Federal District Court Dismisses Class Claims Alleging MHPAEA Violations by Cigna and Plans for Denying Coverage for Wilderness Therapy
In a recent ruling, a federal district court dismissed putative class claims against Cigna Health and Life Insurance Co. and two employer-sponsored plans for allegedly violating the Mental Health Parity and Addiction Equity Act of 2008 by denying coverage for wilderness therapy. The court found that the plans’ exclusions of “experimental, investigational, and unproven services” justified the denial of coverage for wilderness therapy programs.
The plaintiffs in the case argued that the coverage denials violated the MHPAEA because the plans would cover similar treatments in medical/surgical settings. However, the court ultimately sided with Cigna and the plans, stating that the language of the plans clearly excluded such treatments.
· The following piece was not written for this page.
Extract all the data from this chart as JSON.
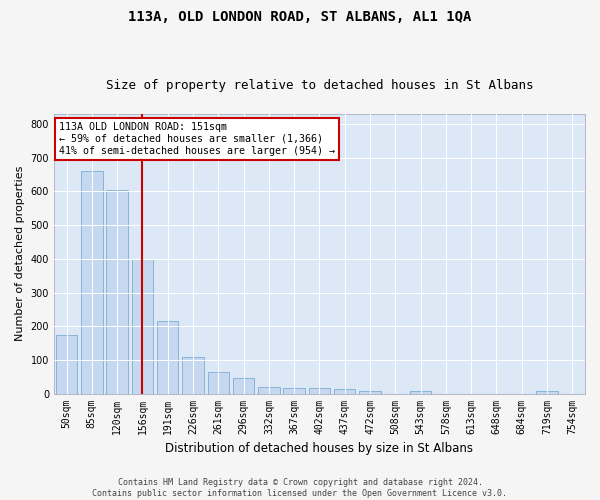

This decision highlights the ongoing debate surrounding wilderness therapy and its coverage under the MHPAEA. While some courts have ruled in favor of coverage for wilderness therapy, this particular ruling emphasizes the importance of concrete evidence and specific language in insurance plans when determining coverage eligibility.
Overall, this case serves as a reminder that speculative claims may not hold up in court, and that clear and specific language in insurance plans is crucial in determining coverage for mental health and substance use disorder treatments.